Savings made this year in terms of feed and forage on livestock farms are large enough to offset increases in input prices, the Teagasc mid-year outlook report states. The savings are compared to the high costs of feed during the spring snow and summer drought of 2018.

Teagasc economists say that dairy incomes, which fell substantially in 2018, are set to rebound in 2019 due to savings on feed and strong growth in milk production. There has been a large increase in milk yields this year despite lower growth in dairy herd numbers, which could see the volume of Irish milk production increase by 10%. If weather conditions stay favourable, the average income on dairy farms could increase by about €12,000 in 2019, taking the average Irish dairy farm income to €74,000 – a 20% increase.

Difficulties

This year is proving more difficult on beef and sheep farms. Feed use has returned to normal levels, but the drop in cattle prices is having a big effect on margins. Weanling prices are down 8% and finished animal prices down more than 6%, relative to 2018 levels.

However,Teagasc says that incomes on the average cattle finishing farm will increase, largely due to the receipt of BEAM payments.
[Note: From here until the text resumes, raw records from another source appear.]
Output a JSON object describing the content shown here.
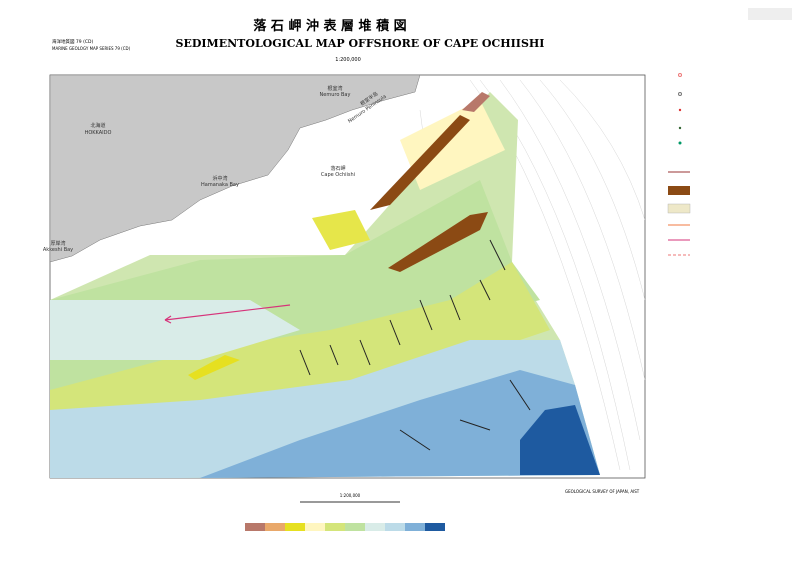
{
  "header": {
    "title_ja": "落 石 岬 沖 表 層 堆 積 図",
    "title_en": "SEDIMENTOLOGICAL MAP OFFSHORE OF CAPE OCHIISHI",
    "scale": "1:200,000",
    "series_ja": "海洋地質図 79 (CD)",
    "series_en": "MARINE GEOLOGY MAP SERIES 79 (CD)"
  },
  "places": [
    {
      "ja": "北海道",
      "en": "HOKKAIDO"
    },
    {
      "ja": "根室湾",
      "en": "Nemuro Bay"
    },
    {
      "ja": "浜中湾",
      "en": "Hamanaka Bay"
    },
    {
      "ja": "厚岸湾",
      "en": "Akkeshi Bay"
    },
    {
      "ja": "根室半島",
      "en": "Nemuro Peninsula"
    },
    {
      "ja": "落石岬",
      "en": "Cape Ochiishi"
    }
  ],
  "footer": {
    "survey": "GEOLOGICAL SURVEY OF JAPAN, AIST",
    "scale_bar": "1:200,000"
  }
}
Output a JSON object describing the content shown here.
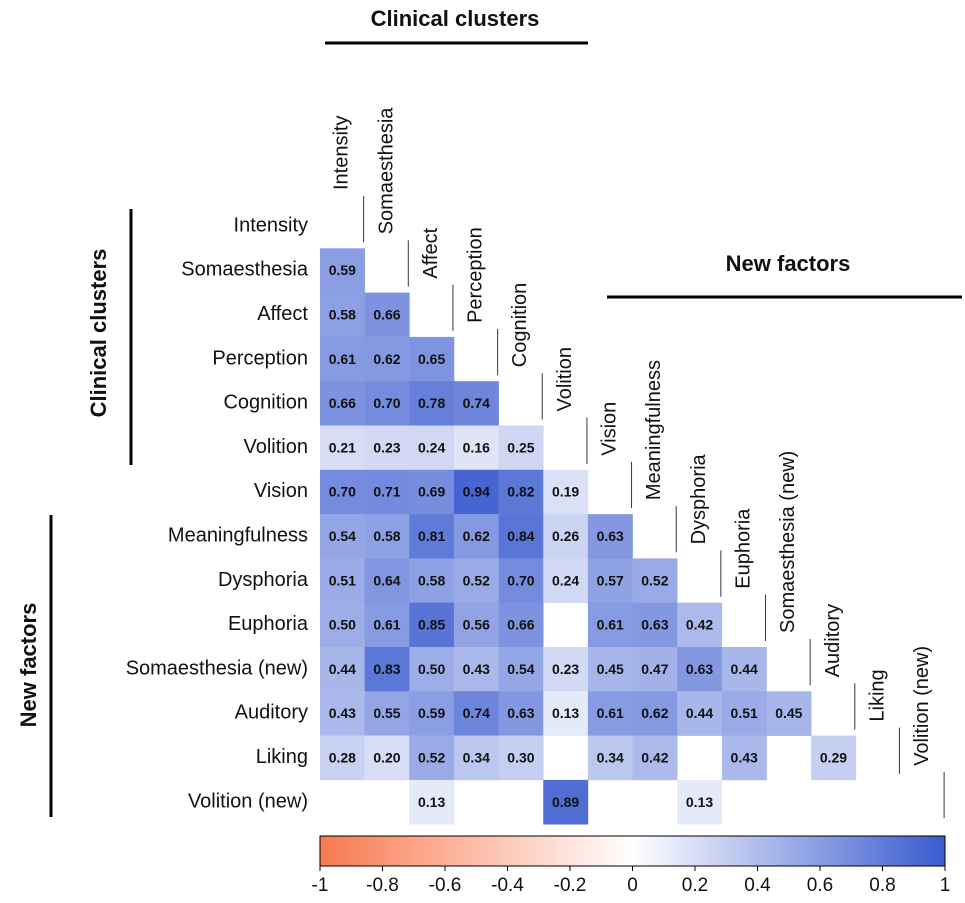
{
  "chart_data": {
    "type": "heatmap",
    "group_labels": [
      "Clinical clusters",
      "New factors"
    ],
    "labels": [
      "Intensity",
      "Somaesthesia",
      "Affect",
      "Perception",
      "Cognition",
      "Volition",
      "Vision",
      "Meaningfulness",
      "Dysphoria",
      "Euphoria",
      "Somaesthesia (new)",
      "Auditory",
      "Liking",
      "Volition (new)"
    ],
    "matrix": [
      [],
      [
        0.59
      ],
      [
        0.58,
        0.66
      ],
      [
        0.61,
        0.62,
        0.65
      ],
      [
        0.66,
        0.7,
        0.78,
        0.74
      ],
      [
        0.21,
        0.23,
        0.24,
        0.16,
        0.25
      ],
      [
        0.7,
        0.71,
        0.69,
        0.94,
        0.82,
        0.19
      ],
      [
        0.54,
        0.58,
        0.81,
        0.62,
        0.84,
        0.26,
        0.63
      ],
      [
        0.51,
        0.64,
        0.58,
        0.52,
        0.7,
        0.24,
        0.57,
        0.52
      ],
      [
        0.5,
        0.61,
        0.85,
        0.56,
        0.66,
        null,
        0.61,
        0.63,
        0.42
      ],
      [
        0.44,
        0.83,
        0.5,
        0.43,
        0.54,
        0.23,
        0.45,
        0.47,
        0.63,
        0.44
      ],
      [
        0.43,
        0.55,
        0.59,
        0.74,
        0.63,
        0.13,
        0.61,
        0.62,
        0.44,
        0.51,
        0.45
      ],
      [
        0.28,
        0.2,
        0.52,
        0.34,
        0.3,
        null,
        0.34,
        0.42,
        null,
        0.43,
        null,
        0.29
      ],
      [
        null,
        null,
        0.13,
        null,
        null,
        0.89,
        null,
        null,
        0.13,
        null,
        null,
        null,
        null
      ]
    ],
    "value_labels": [
      [],
      [
        "0.59"
      ],
      [
        "0.58",
        "0.66"
      ],
      [
        "0.61",
        "0.62",
        "0.65"
      ],
      [
        "0.66",
        "0.70",
        "0.78",
        "0.74"
      ],
      [
        "0.21",
        "0.23",
        "0.24",
        "0.16",
        "0.25"
      ],
      [
        "0.70",
        "0.71",
        "0.69",
        "0.94",
        "0.82",
        "0.19"
      ],
      [
        "0.54",
        "0.58",
        "0.81",
        "0.62",
        "0.84",
        "0.26",
        "0.63"
      ],
      [
        "0.51",
        "0.64",
        "0.58",
        "0.52",
        "0.70",
        "0.24",
        "0.57",
        "0.52"
      ],
      [
        "0.50",
        "0.61",
        "0.85",
        "0.56",
        "0.66",
        null,
        "0.61",
        "0.63",
        "0.42"
      ],
      [
        "0.44",
        "0.83",
        "0.50",
        "0.43",
        "0.54",
        "0.23",
        "0.45",
        "0.47",
        "0.63",
        "0.44"
      ],
      [
        "0.43",
        "0.55",
        "0.59",
        "0.74",
        "0.63",
        "0.13",
        "0.61",
        "0.62",
        "0.44",
        "0.51",
        "0.45"
      ],
      [
        "0.28",
        "0.20",
        "0.52",
        "0.34",
        "0.30",
        null,
        "0.34",
        "0.42",
        null,
        "0.43",
        null,
        "0.29"
      ],
      [
        null,
        null,
        "0.13",
        null,
        null,
        "0.89",
        null,
        null,
        "0.13",
        null,
        null,
        null,
        null
      ]
    ],
    "colorscale": [
      "#f87a50",
      "#ffffff",
      "#3a5bd0"
    ],
    "xlim": [
      -1,
      1
    ],
    "xticks": [
      -1,
      -0.8,
      -0.6,
      -0.4,
      -0.2,
      0,
      0.2,
      0.4,
      0.6,
      0.8,
      1
    ]
  }
}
Without this exceptional aid, incomes this year would only recover a little on last year’s very low levels.

"Excluding the exceptional aid measure, the gross margins on cattle finishing farms will increase (+13%) and on single suckling farms (+4%)," the report states.

Sheep

In the sheep sector, lamb prices are forecast to average 9% lower than in 2018. The reduction in feed costs will not be sufficient to offset the forecast decline in gross output, the report says. Incomes on sheep farms are set to fall by 4% in 2019, while the average income on tillage farms could drop below €35,000, a decline of over 20%.

Incomes

In income terms, tillage farms had a better year in 2018 than the weather conditions might have suggested, due to a sharp rise in cereal prices. Production conditions for cereal crops in 2019 have been considerably better, however inflation of input prices and a 30% reduction in harvest prices will lead to a drop in cereal margins.